Two House challengers filed a lawsuit against Secretary of State Tahesha Way and a handful of county clerks over statutes requiring candidates to get permission from individuals or incorporated entities to named in campaign slogans.
Rutgers University Law professor Eugene Mazo, who is running against Rep. Donald Payne, Jr. (D-Newark) in New Jersey’s 10th district, filed the suit against way after being told they could not use slogans that referred to people or organizations without the named entity’s permission.
Also on the lawsuit is shadowy perennial candidate McCormick attempted to run under the slogans “Not Me, Us” and “Bernie Sanders betrayed the NJ revolution” but was waylaid because she had not received permission from Sanders or the owners of the other slogan.
Mazo attempted to run under the slogans “Essex County Democratic Committee, Inc.,” “Hudson County Democratic Organization” and “Regular Democratic Organization of Union County” but was blocked because the county organizations are backing Payne.
The two longshot candidates claim the slogan restrictions violate the first amendment by limiting speech on the basis of content.
“I have studied American democracy as a scholar, a voter, and now as a political candidate. And what I can tell you is that New Jersey’s ballot restrictions are unconstitutional. Simply put, they violate the First Amendment.

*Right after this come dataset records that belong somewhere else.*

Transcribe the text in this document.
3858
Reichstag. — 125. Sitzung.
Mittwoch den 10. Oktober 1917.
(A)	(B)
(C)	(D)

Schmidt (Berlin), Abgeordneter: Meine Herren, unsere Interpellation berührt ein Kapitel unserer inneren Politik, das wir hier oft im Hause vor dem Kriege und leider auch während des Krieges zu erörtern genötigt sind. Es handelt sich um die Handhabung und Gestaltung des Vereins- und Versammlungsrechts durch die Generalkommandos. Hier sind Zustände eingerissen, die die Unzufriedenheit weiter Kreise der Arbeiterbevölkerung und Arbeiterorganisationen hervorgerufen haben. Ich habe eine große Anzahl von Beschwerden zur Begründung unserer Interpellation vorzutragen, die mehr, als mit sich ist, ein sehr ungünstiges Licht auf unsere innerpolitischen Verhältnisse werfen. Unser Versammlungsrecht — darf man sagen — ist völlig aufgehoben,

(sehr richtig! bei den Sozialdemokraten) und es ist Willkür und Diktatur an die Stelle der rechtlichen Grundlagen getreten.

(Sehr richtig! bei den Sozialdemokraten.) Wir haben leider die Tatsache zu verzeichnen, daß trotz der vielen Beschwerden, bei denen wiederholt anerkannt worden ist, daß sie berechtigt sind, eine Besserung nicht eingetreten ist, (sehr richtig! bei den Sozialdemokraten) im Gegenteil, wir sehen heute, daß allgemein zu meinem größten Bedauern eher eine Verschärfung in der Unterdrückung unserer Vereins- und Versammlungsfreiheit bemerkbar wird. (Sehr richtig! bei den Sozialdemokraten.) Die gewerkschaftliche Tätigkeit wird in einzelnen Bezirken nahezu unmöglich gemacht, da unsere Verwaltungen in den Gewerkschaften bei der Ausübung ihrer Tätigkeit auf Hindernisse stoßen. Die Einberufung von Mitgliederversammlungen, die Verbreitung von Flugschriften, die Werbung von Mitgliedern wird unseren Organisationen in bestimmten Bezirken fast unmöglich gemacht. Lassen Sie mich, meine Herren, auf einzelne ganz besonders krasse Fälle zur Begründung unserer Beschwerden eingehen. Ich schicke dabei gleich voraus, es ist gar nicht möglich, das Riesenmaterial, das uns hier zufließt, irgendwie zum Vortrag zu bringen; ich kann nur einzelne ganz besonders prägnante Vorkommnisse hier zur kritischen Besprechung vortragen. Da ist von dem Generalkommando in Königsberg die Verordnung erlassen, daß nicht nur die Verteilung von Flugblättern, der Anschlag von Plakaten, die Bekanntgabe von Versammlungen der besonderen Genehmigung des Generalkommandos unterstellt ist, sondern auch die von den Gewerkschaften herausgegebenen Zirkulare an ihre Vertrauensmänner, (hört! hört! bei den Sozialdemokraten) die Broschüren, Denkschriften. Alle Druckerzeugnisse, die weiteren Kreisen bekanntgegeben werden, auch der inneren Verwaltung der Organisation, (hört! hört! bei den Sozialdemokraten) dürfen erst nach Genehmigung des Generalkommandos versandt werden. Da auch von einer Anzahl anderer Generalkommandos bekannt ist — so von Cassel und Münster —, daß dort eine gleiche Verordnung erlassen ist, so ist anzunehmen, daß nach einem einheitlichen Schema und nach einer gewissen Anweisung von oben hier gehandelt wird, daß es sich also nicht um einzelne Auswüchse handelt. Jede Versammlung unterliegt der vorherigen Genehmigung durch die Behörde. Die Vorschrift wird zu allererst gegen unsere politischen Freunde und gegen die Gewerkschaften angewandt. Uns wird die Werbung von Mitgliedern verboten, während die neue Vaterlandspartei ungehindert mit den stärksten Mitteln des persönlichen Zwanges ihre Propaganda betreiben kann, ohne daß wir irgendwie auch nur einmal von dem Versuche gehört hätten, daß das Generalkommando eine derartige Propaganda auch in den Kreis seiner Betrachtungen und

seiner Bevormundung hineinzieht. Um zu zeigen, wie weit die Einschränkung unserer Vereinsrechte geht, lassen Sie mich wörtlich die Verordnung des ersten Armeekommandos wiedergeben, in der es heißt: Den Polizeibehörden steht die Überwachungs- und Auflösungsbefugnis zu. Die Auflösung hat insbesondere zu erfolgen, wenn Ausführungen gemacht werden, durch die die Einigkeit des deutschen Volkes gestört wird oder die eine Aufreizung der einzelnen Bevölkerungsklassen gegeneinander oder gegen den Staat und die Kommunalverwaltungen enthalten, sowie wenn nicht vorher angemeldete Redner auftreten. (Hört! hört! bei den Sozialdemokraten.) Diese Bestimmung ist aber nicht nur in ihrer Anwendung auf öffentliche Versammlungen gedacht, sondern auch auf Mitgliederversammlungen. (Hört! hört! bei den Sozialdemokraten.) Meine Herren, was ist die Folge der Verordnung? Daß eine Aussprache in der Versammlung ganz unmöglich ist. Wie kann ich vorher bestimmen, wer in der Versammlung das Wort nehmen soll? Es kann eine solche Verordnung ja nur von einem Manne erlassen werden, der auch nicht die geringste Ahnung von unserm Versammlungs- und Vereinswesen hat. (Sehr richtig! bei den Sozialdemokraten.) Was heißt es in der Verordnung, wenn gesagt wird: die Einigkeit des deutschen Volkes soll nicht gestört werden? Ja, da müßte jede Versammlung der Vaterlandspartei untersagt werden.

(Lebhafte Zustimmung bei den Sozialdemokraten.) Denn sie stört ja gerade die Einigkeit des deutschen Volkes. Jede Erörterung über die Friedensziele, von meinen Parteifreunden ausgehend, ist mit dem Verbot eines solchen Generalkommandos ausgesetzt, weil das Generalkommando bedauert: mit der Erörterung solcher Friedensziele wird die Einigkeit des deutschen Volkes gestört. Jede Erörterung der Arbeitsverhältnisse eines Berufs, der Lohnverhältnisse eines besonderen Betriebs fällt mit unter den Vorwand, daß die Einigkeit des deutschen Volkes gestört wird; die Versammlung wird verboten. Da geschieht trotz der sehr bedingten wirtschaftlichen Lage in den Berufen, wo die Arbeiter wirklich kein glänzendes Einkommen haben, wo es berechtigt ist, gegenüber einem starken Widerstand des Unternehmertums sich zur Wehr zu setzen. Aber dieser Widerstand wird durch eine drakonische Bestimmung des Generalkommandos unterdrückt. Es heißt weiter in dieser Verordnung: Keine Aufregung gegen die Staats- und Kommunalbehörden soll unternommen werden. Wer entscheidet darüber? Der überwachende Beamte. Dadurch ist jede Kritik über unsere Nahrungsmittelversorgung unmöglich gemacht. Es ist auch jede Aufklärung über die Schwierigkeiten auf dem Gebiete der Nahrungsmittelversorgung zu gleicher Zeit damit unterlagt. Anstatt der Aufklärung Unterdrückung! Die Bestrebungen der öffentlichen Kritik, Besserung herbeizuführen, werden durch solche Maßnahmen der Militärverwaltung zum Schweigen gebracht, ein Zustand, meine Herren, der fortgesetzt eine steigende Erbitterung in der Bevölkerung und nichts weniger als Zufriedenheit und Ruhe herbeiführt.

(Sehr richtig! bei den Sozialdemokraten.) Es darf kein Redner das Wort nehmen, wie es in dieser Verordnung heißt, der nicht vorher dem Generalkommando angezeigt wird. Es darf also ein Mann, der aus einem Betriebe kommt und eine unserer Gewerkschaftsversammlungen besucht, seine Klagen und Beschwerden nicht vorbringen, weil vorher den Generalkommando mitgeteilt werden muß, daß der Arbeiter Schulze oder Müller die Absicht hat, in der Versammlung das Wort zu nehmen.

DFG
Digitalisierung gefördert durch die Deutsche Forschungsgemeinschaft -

My goal in filing this lawsuit is to create an equal playing field for candidates of diverse political views who believe, as I do, that free speech is sacred,” Mazo said. “Under our Constitution, New Jersey has no right to regulate what a political candidate can say to his or her voters.”

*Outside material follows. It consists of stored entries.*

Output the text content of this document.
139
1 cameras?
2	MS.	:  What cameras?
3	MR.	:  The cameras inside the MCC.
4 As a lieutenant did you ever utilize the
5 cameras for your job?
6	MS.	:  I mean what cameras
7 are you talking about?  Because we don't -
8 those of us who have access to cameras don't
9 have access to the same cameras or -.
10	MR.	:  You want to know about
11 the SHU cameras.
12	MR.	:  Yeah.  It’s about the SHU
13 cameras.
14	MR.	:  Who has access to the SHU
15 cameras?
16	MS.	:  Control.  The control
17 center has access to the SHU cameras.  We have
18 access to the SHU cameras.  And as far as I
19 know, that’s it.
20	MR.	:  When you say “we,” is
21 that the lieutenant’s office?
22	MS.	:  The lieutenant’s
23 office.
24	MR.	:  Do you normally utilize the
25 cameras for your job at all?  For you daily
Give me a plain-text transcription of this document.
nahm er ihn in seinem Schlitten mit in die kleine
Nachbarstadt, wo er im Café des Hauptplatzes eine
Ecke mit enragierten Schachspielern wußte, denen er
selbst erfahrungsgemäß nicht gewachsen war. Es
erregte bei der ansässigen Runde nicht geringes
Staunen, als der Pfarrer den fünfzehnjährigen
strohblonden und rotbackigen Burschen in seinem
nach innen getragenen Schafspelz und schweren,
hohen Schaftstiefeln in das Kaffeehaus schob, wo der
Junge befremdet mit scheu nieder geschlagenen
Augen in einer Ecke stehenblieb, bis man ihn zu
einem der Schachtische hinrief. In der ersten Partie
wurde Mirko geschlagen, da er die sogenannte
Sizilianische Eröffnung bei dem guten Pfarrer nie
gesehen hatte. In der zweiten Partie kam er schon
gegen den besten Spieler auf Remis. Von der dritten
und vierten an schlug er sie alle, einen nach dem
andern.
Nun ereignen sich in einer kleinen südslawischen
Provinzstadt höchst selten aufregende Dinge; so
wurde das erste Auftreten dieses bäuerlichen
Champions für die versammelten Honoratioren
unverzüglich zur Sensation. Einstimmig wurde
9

Political slogans have been the subject of no small degree of political jockeying over the years.
In 2018, then-Bergen GOP chairman Paul DiGaetano and Essex GOP chairman Al Barlas feuded over the slogan “Republicans for Responsible Government.” Barlas won.
Bergen County Republicans had long used the slogan for candidates running on the party line, but Barlas registered the trademark after the Bergen chairman allowed it to lapse.
Earlier this year, a Camden County judge blocked progressive activist Sue Altman from using a slogan long held by the county’s Democratic organization.
Altman filed incorporation papers with the state that gave her control of the “Camden County Democrat Committee, Inc.” slogan, which Camden Democrats allowed to lapse last year, but the judge ultimately sided with the party organization.
Mazo and McCormick filed their suit in the U.S. District Court of New Jersey’s Newark Division.